The non-structural complementary sense repA/rep proteins are expressed as either spliced rep and un-spliced repA (Ruschhaupt et al., 2013; Shepherd et al., 2007), rep plays key roles in replication initiation while repA acts as host and viral gene transcription regulator. The MSV rep, a spliced product of the C1:C2 is also believed to have roles in the activation of virion sense promoter and specifically have this role for the coat protein promoter (Horváth et al., 1998; Nikovics et al., 2001). The repA technically moderates rep activities through coordinated checks and balancing mechanisms. This is necessary for MSV as they cannot suppress their promoter unlike some begomoviruses (Nikovics et al., 2001). It is possible that regulating the expression of these proteins at varying stages of infection, and at different host cell cycle not only plays pivotal roles in coordinating the virus life cycle, it can also make these regulating genes evolutionary selection targets.
Key mechanisms of evolution are natural selection and genetic change. Natural selection sits specifically at the intersection of diversifying evolution. Natural selection is caused by competition and environmental changes, acts on genetic variation, produces evolution, changes gene pool, and resulting in selective survival, host expansion, and adaptation (Aguadé, 1999; Deom et al., 2021; Li et al., 2018). Fitness-based selection is a deliberate event that carefully guides the course of evolution by ensuring that organisms only pass on useful traits to the next generation. Furthermore, natural selection can be likened to a differential fitness driven giant sieve that separates undesirable traits from the desirable ones, ultimately producing fitter and healthier descendants (Acosta-Leal et al., 2011; Oyeniran & Oyediran, 2024; Spielman et al., 2019).

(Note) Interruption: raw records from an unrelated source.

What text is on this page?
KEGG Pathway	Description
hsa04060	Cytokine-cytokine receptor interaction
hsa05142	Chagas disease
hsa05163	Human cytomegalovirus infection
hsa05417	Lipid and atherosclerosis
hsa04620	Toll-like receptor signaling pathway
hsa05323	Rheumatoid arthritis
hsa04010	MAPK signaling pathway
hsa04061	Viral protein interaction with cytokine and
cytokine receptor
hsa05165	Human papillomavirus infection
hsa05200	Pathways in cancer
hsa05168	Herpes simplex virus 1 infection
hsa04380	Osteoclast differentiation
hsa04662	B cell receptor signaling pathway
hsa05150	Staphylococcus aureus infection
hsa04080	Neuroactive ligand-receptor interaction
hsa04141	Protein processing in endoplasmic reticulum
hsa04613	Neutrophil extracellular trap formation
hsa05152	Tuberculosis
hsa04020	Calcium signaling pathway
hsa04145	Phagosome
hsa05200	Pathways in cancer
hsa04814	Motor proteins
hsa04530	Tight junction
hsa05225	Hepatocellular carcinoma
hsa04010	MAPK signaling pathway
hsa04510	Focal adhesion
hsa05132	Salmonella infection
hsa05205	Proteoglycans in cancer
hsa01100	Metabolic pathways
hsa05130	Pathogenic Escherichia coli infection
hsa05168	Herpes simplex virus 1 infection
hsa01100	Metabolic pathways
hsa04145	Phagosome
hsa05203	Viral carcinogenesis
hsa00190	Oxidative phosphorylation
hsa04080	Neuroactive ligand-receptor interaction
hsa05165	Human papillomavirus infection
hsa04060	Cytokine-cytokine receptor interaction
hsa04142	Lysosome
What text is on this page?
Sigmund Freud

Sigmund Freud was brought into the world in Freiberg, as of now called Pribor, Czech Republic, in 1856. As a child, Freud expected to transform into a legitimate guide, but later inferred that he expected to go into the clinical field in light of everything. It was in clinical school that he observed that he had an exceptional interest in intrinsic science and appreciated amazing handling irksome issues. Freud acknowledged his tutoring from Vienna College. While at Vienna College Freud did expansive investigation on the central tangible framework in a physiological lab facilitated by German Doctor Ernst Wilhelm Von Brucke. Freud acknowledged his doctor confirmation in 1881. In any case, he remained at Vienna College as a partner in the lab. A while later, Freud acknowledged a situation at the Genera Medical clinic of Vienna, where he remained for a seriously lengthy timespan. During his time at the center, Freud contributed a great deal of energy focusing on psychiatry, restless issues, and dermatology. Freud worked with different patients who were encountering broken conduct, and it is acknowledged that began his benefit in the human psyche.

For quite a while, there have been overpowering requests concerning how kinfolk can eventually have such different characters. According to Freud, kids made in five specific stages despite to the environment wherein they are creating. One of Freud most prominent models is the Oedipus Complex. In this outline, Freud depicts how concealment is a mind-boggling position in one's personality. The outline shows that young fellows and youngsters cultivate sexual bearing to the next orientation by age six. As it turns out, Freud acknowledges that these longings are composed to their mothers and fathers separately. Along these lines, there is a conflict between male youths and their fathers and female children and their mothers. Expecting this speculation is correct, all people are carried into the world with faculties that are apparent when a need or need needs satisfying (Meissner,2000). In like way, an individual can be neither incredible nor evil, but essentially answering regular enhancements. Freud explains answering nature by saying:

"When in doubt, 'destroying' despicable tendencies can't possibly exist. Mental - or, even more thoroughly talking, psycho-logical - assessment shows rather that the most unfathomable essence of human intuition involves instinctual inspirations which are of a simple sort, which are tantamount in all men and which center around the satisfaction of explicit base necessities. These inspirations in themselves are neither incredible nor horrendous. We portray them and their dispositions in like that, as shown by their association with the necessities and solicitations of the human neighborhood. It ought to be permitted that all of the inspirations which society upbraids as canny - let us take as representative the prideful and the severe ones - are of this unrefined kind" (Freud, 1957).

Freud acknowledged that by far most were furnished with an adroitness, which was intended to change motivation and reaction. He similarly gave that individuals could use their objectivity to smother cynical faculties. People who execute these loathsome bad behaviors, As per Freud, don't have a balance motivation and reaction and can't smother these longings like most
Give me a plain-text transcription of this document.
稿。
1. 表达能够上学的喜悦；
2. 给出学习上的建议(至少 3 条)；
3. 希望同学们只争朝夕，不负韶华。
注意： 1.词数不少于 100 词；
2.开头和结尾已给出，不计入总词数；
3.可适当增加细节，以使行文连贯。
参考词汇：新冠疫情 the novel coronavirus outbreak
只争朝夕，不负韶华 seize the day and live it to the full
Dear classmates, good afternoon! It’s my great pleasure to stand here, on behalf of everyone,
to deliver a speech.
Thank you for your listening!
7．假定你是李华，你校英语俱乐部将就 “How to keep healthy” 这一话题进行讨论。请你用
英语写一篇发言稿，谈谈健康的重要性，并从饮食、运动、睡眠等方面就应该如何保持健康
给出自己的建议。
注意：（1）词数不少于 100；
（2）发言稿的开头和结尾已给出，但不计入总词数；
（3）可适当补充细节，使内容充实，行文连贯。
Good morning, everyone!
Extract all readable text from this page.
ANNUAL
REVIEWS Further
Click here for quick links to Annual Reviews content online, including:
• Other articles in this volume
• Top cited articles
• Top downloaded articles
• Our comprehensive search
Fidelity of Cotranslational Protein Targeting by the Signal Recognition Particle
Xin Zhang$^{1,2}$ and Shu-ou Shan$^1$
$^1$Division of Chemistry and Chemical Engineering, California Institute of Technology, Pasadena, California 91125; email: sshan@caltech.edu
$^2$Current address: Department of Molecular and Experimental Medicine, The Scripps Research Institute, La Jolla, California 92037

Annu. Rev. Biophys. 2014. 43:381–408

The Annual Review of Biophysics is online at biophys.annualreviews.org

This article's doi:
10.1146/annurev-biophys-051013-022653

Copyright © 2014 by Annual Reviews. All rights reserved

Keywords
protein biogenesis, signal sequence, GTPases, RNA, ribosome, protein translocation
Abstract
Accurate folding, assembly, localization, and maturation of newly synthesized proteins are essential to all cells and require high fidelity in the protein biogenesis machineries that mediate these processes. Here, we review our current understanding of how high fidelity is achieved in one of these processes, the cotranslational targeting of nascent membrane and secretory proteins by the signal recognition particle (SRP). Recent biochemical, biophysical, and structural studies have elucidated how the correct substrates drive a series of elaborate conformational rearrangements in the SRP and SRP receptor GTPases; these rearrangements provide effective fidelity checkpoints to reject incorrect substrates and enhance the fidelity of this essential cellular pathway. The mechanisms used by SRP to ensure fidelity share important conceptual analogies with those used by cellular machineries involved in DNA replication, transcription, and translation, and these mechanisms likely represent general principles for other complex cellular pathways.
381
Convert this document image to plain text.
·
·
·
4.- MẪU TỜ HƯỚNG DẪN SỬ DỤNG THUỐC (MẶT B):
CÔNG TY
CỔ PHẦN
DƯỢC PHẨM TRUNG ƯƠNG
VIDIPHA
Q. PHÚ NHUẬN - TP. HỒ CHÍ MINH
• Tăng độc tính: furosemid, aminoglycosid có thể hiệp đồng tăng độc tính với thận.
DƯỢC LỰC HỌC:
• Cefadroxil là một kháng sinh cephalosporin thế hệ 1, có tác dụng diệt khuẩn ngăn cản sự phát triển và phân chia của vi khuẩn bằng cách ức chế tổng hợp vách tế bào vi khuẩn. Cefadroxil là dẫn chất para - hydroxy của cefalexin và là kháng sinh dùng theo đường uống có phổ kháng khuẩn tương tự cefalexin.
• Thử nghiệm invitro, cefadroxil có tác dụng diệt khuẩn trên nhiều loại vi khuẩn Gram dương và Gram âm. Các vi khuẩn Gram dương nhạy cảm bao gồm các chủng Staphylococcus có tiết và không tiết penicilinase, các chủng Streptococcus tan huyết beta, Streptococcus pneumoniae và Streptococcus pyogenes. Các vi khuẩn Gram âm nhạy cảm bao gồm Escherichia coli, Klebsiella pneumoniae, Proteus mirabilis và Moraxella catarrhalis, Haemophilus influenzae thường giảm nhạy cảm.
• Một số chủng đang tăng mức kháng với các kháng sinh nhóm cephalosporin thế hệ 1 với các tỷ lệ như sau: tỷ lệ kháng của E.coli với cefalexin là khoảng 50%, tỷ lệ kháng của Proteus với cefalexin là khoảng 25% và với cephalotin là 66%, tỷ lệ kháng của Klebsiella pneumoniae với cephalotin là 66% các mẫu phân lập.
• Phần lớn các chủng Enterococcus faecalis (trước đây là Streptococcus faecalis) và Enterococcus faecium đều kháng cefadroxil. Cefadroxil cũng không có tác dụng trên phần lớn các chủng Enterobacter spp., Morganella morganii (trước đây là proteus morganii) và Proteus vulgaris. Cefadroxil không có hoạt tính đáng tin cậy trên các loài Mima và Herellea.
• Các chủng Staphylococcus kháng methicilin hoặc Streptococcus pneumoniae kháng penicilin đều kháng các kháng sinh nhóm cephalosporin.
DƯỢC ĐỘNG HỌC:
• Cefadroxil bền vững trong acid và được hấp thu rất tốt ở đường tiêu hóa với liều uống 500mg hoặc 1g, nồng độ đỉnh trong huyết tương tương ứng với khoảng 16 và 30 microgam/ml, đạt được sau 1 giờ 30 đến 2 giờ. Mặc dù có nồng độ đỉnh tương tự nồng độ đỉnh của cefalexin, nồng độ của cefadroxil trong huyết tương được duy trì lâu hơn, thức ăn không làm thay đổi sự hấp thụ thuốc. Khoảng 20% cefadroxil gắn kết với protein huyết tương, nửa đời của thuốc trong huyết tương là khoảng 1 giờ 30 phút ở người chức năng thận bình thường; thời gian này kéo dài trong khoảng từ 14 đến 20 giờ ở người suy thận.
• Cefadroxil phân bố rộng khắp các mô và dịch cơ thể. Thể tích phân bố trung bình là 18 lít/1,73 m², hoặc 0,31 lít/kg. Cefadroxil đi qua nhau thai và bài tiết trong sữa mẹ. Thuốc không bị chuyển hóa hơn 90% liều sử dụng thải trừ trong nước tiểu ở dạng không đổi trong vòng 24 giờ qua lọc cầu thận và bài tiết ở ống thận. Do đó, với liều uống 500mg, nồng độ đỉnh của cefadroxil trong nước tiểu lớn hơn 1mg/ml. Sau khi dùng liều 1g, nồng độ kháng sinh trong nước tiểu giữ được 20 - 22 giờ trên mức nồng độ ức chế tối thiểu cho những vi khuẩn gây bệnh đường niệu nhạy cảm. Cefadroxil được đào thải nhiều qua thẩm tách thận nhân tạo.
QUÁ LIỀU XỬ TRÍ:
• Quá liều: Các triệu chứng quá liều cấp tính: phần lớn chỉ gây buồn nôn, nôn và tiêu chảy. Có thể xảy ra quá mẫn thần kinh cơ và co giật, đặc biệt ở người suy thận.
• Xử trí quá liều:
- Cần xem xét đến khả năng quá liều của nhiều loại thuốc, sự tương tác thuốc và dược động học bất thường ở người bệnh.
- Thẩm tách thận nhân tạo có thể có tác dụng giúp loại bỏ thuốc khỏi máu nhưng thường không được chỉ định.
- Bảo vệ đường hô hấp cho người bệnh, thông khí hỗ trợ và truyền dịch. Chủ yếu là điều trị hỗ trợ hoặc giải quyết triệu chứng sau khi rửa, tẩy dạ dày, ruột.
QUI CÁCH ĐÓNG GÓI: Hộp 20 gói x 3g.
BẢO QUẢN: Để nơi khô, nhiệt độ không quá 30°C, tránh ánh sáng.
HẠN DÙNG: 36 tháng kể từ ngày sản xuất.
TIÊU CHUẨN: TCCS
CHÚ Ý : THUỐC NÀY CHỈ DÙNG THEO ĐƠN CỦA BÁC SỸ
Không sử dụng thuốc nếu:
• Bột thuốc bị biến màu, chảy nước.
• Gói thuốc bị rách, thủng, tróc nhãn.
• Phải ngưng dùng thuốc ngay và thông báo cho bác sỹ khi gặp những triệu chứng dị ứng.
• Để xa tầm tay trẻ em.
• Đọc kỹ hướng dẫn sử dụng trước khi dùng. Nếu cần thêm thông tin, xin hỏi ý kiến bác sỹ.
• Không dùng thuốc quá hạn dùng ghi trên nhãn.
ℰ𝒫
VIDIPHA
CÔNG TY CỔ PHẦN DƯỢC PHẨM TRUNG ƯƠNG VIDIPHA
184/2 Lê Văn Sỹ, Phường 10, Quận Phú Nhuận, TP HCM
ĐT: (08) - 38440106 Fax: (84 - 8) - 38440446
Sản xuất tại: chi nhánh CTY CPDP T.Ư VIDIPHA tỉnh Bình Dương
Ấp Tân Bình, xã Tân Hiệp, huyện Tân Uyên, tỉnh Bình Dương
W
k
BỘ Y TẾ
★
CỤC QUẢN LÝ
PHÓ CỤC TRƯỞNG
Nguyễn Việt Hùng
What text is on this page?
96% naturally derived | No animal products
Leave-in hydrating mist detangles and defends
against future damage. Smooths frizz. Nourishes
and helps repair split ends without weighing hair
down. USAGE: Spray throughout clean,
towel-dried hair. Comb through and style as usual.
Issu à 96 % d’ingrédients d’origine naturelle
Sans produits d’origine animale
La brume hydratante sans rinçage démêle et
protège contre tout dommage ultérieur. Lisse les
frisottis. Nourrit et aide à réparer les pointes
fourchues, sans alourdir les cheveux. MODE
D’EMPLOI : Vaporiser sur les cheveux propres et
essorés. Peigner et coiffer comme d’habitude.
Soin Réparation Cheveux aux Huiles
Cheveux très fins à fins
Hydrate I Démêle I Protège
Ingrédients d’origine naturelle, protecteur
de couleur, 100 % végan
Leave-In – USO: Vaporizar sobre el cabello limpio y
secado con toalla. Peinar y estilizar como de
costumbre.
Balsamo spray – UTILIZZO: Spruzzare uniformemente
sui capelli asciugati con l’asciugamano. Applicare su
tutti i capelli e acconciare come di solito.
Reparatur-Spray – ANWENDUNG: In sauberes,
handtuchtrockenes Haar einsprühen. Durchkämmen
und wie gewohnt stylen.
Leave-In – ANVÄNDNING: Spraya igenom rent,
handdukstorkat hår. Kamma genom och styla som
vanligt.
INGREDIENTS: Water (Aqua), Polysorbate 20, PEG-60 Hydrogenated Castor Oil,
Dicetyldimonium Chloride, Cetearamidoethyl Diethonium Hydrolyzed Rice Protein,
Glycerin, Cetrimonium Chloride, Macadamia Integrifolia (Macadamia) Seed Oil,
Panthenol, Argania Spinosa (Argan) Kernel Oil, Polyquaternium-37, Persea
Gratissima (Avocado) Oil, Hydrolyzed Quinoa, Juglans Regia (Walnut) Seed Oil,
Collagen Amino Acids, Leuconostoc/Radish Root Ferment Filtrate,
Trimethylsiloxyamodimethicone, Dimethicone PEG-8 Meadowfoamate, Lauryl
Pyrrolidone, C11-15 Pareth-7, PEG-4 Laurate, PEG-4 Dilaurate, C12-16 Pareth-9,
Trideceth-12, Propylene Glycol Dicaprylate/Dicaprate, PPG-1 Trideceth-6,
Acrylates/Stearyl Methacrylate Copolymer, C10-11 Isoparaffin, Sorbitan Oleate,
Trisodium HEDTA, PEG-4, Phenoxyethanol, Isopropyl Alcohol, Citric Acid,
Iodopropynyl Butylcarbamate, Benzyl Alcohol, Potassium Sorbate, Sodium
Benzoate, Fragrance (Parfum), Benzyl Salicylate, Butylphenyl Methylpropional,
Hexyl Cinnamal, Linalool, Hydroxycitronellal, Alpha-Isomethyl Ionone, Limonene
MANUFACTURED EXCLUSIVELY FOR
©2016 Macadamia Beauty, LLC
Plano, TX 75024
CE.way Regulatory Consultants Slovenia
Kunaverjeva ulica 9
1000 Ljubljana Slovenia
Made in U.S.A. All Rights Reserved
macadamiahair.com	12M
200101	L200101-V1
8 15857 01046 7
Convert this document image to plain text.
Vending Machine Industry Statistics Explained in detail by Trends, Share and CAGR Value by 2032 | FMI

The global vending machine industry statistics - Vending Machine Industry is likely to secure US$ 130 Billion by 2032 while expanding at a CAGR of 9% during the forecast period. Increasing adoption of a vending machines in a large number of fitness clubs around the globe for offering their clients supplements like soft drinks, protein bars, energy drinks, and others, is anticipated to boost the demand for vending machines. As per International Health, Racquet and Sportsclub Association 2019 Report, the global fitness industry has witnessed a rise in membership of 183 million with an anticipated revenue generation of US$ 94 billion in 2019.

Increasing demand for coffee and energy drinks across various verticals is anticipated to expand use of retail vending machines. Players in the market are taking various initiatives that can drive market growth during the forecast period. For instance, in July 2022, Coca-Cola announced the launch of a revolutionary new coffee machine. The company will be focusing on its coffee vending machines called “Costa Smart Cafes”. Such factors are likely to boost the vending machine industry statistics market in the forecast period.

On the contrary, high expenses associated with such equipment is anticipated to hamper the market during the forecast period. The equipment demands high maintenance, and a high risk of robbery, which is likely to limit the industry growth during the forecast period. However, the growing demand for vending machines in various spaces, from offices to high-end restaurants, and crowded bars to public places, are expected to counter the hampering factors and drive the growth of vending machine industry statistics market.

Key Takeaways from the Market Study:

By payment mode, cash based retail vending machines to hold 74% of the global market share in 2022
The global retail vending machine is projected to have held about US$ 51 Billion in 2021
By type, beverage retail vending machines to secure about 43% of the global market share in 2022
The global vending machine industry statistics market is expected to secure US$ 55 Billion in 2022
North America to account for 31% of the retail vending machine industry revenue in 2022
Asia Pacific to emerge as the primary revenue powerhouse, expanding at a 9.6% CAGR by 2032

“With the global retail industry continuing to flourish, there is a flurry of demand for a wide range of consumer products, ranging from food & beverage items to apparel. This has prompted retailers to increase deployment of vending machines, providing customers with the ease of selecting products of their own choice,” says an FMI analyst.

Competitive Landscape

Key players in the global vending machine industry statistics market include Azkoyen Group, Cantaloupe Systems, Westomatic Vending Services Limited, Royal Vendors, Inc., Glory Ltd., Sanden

Here, we intend to identify the occurrence of selection in the virion strand cp and mp genes of the economically important MSV-A lineages that have disseminated within the sub-Saharan Africa using the publicly available sequence data. Given that natural selection as evolutionary signatures is detectable in sequence data, it is possible to estimate sites and branches within these genes that are evolving under selection pressure up to amino acid level as these could further give insights into how these genes evolve as they interact within changing host conditions.